De leden van de BBB-fractie vragen de Minister of de specifieke groep gemeenten die
nu onder het aangepaste ingroeipad valt met de huidige middelen daadwerkelijk voldoende
geholpen wordt, en of er structureel overleg met deze gemeenten plaatsvindt om te
toetsen of de maatregelen in de praktijk toereikend zijn. De Minister geeft aan dat
voor 2026 geen aanpassing van het ingroeipad nodig is, omdat er dat jaar geen nieuwe
stap wordt gezet en er bij de Voorjaarsnota 2025 extra middelen beschikbaar zijn gekomen.
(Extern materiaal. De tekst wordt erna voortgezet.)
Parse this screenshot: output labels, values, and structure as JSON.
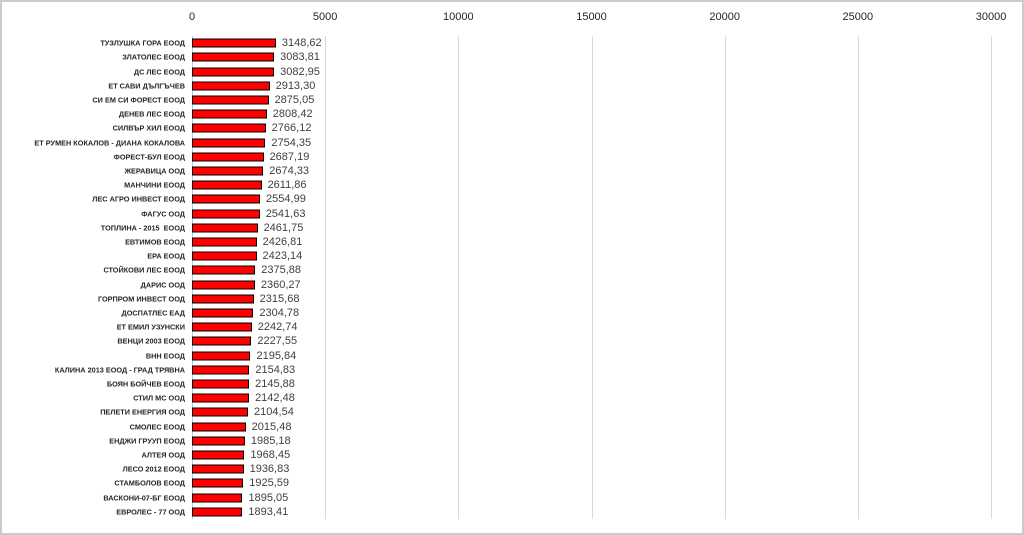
{
  "chart_data": {
    "type": "bar",
    "orientation": "horizontal",
    "title": "",
    "xlabel": "",
    "ylabel": "",
    "xlim": [
      0,
      30000
    ],
    "grid": "vertical",
    "legend": "none",
    "x_tick_labels": [
      "0",
      "5000",
      "10000",
      "15000",
      "20000",
      "25000",
      "30000"
    ],
    "x_tick_values": [
      0,
      5000,
      10000,
      15000,
      20000,
      25000,
      30000
    ],
    "bar_color": "#ff0000",
    "bar_border_color": "#000000",
    "gridline_color": "#d9d9d9",
    "axis_line_color": "#c6c6c6",
    "category_label_color": "#262626",
    "value_label_color": "#404040",
    "categories": [
      "ТУЗЛУШКА ГОРА ЕООД",
      "ЗЛАТОЛЕС ЕООД",
      "ДС ЛЕС ЕООД",
      "ЕТ САВИ ДЪЛГЪЧЕВ",
      "СИ ЕМ СИ ФОРЕСТ ЕООД",
      "ДЕНЕВ ЛЕС ЕООД",
      "СИЛВЪР ХИЛ ЕООД",
      "ЕТ РУМЕН КОКАЛОВ - ДИАНА КОКАЛОВА",
      "ФОРЕСТ-БУЛ ЕООД",
      "ЖЕРАВИЦА ООД",
      "МАНЧИНИ ЕООД",
      "ЛЕС АГРО ИНВЕСТ ЕООД",
      "ФАГУС ООД",
      "ТОПЛИНА - 2015  ЕООД",
      "ЕВТИМОВ ЕООД",
      "ЕРА ЕООД",
      "СТОЙКОВИ ЛЕС ЕООД",
      "ДАРИС ООД",
      "ГОРПРОМ ИНВЕСТ ООД",
      "ДОСПАТЛЕС ЕАД",
      "ЕТ ЕМИЛ УЗУНСКИ",
      "ВЕНЦИ 2003 ЕООД",
      "ВНН ЕООД",
      "КАЛИНА 2013 ЕООД - ГРАД ТРЯВНА",
      "БОЯН БОЙЧЕВ ЕООД",
      "СТИЛ МС ООД",
      "ПЕЛЕТИ ЕНЕРГИЯ ООД",
      "СМОЛЕС ЕООД",
      "ЕНДЖИ ГРУУП ЕООД",
      "АЛТЕЯ ООД",
      "ЛЕСО 2012 ЕООД",
      "СТАМБОЛОВ ЕООД",
      "ВАСКОНИ-07-БГ ЕООД",
      "ЕВРОЛЕС - 77 ООД"
    ],
    "values": [
      3148.62,
      3083.81,
      3082.95,
      2913.3,
      2875.05,
      2808.42,
      2766.12,
      2754.35,
      2687.19,
      2674.33,
      2611.86,
      2554.99,
      2541.63,
      2461.75,
      2426.81,
      2423.14,
      2375.88,
      2360.27,
      2315.68,
      2304.78,
      2242.74,
      2227.55,
      2195.84,
      2154.83,
      2145.88,
      2142.48,
      2104.54,
      2015.48,
      1985.18,
      1968.45,
      1936.83,
      1925.59,
      1895.05,
      1893.41
    ],
    "value_labels": [
      "3148,62",
      "3083,81",
      "3082,95",
      "2913,30",
      "2875,05",
      "2808,42",
      "2766,12",
      "2754,35",
      "2687,19",
      "2674,33",
      "2611,86",
      "2554,99",
      "2541,63",
      "2461,75",
      "2426,81",
      "2423,14",
      "2375,88",
      "2360,27",
      "2315,68",
      "2304,78",
      "2242,74",
      "2227,55",
      "2195,84",
      "2154,83",
      "2145,88",
      "2142,48",
      "2104,54",
      "2015,48",
      "1985,18",
      "1968,45",
      "1936,83",
      "1925,59",
      "1895,05",
      "1893,41"
    ]
  }
}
De vraag is echter hoe wordt geborgd dat gemeenten in de tussentijd niet alsnog in
de knel komen.
De leden van de BBB-fractie willen weten hoe wordt gewaarborgd dat gemeenten tijdig
duidelijkheid krijgen over hun financiële positie vanaf 2027, inclusief een eventueel
nieuw of aangepast ingroeipad. Gemeenten moeten immers ruim op tijd weten waar zij
aan toe zijn om hun begrotingen zorgvuldig te kunnen voorbereiden en keuzes te maken
die niet ten koste gaan van het voorzieningenniveau. Ook vragen deze leden de Minister
of hij in dit kader de actuele status van de onderzoeken naar het nieuwe verdeelmodel
kan meenemen, zodat gemeenten tijdig inzicht krijgen in welke keuzes er op hen afkomen.
De leden van de BBB-fractie vragen of er naast de huidige criteria van draagkracht
en sociaal-economische status aanvullende indicatoren denkbaar zijn die een beter
beeld geven van de kwetsbaarheid van gemeenten, en of de Minister bereid is deze bij
de beoordeling richting 2027 mee te nemen.
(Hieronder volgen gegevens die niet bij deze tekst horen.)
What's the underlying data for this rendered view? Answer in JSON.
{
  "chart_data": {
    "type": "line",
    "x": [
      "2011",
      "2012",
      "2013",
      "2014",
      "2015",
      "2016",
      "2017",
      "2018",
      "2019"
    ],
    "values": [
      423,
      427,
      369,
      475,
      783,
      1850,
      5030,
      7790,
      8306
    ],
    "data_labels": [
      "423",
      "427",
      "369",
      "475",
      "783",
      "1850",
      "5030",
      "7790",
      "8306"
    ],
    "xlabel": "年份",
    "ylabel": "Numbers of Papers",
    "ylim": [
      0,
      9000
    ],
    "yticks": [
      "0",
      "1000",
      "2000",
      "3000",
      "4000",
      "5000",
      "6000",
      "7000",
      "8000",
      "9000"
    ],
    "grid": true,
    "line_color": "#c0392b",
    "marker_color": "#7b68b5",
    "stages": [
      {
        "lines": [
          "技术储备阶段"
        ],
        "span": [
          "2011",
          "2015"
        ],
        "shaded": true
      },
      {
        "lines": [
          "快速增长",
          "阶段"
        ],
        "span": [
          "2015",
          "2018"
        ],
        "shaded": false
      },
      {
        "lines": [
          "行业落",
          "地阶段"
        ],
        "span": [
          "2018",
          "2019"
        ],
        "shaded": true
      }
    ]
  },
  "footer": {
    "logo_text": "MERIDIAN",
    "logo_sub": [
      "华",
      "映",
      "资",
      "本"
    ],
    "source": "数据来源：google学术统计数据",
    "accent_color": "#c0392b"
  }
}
Tot slot bedanken de leden van de BBB-fractie de Minister voor zijn brief d.d. 24 september
2025 (Kamerstuk 36 800-B, nr. 5) over het ingroeipad na verzoek van de commissie. Deze leden hechten veel waarde
aan transparantie in dit proces en vragen de Minister nader toe te lichten waarom
het delen van de namen van beide gemeenten volgens hem de objectiviteit van het verdeelmodel
niet ten goede komt. Naar hun mening kan inzicht in concrete voorbeelden bijdragen
aan de controleerbaarheid van de verdeelsystematiek en juist het vertrouwen in de
objectiviteit vergroten.
De leden van de BBB-fractie zien de beantwoording van de Minister met belangstelling
tegemoet.
Vragen en opmerkingen van de leden van de SP-fractie
De leden van de SP-fractie hebben de brief van de Minister inzake het ingroeipad gemeenten
gelezen en hebben hier nog enkele vragen over.
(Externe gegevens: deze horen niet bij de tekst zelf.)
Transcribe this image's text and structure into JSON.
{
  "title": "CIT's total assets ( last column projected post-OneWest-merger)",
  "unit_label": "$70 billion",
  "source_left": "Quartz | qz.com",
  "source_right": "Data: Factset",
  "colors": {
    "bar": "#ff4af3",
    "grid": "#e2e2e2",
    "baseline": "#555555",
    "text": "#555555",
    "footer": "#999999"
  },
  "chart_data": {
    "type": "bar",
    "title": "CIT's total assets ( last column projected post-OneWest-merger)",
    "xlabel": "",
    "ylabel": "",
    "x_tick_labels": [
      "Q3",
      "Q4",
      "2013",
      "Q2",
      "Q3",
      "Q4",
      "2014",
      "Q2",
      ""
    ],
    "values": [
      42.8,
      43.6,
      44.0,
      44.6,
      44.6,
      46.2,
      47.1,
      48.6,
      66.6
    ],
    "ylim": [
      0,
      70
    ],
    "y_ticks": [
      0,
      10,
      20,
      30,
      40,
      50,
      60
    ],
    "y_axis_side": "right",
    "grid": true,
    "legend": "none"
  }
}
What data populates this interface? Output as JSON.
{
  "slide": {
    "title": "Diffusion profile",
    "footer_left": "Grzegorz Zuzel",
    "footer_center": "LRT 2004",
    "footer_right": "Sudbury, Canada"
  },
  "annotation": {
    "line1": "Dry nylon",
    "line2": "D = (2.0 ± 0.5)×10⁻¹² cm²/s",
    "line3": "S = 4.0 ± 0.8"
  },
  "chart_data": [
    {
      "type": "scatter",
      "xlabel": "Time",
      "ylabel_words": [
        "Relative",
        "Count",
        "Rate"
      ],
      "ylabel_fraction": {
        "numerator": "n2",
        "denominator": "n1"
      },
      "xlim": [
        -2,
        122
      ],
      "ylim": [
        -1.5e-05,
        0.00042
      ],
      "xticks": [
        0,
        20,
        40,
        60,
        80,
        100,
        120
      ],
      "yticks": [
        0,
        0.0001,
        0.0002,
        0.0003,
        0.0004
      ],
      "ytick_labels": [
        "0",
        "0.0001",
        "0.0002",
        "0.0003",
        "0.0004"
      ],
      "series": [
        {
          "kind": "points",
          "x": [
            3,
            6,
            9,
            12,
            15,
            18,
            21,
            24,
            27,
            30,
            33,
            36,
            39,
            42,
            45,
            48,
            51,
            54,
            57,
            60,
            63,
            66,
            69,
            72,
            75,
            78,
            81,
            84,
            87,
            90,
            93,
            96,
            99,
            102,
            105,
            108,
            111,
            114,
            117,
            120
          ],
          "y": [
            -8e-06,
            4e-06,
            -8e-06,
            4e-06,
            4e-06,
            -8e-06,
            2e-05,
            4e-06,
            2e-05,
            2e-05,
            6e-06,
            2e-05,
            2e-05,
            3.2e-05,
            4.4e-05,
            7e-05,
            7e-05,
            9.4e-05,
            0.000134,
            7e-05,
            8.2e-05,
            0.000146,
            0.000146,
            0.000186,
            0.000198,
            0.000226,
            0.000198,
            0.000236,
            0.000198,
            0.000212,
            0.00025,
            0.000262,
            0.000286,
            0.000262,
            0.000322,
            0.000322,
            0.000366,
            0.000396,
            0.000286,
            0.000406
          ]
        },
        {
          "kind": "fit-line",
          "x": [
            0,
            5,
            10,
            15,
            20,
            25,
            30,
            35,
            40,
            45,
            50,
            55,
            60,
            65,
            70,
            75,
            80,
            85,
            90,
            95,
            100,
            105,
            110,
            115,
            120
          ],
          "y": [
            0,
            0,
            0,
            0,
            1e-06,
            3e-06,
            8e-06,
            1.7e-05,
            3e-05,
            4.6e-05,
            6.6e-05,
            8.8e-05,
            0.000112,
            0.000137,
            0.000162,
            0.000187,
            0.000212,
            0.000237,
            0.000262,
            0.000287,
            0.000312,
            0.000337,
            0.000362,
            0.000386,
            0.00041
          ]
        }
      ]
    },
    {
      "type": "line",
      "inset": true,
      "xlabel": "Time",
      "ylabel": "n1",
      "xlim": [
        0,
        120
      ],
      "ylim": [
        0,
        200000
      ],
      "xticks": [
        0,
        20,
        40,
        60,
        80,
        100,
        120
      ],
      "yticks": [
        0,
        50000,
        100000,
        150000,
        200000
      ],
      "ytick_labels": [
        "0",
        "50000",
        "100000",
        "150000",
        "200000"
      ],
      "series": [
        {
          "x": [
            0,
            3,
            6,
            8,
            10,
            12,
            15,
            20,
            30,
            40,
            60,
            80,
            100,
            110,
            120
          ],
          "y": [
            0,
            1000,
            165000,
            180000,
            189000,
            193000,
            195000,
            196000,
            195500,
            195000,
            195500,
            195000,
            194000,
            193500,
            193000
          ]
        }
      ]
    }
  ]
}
De Minister geeft aan dat op basis van de meest actuele cijfers twee gemeenten in
aanmerking zouden komen voor het aangepaste ingroeipad. Toch kiest de Minister ervoor
om deze gemeenten niet toe te laten, met als reden dat alle gemeenten in 2025 zijn
gecompenseerd.
De leden van de SP-fractie begrijpen niet dat er gemeenten zijn die op basis van de
nieuwe berekening wel recht hebben op het aangepaste ingroeipad, maar dat niet duidelijk
is om welke gemeenten het gaat. Waarom worden de namen van deze gemeenten niet gedeeld
met de Kamer? Is de Minister bereid dit alsnog te doen?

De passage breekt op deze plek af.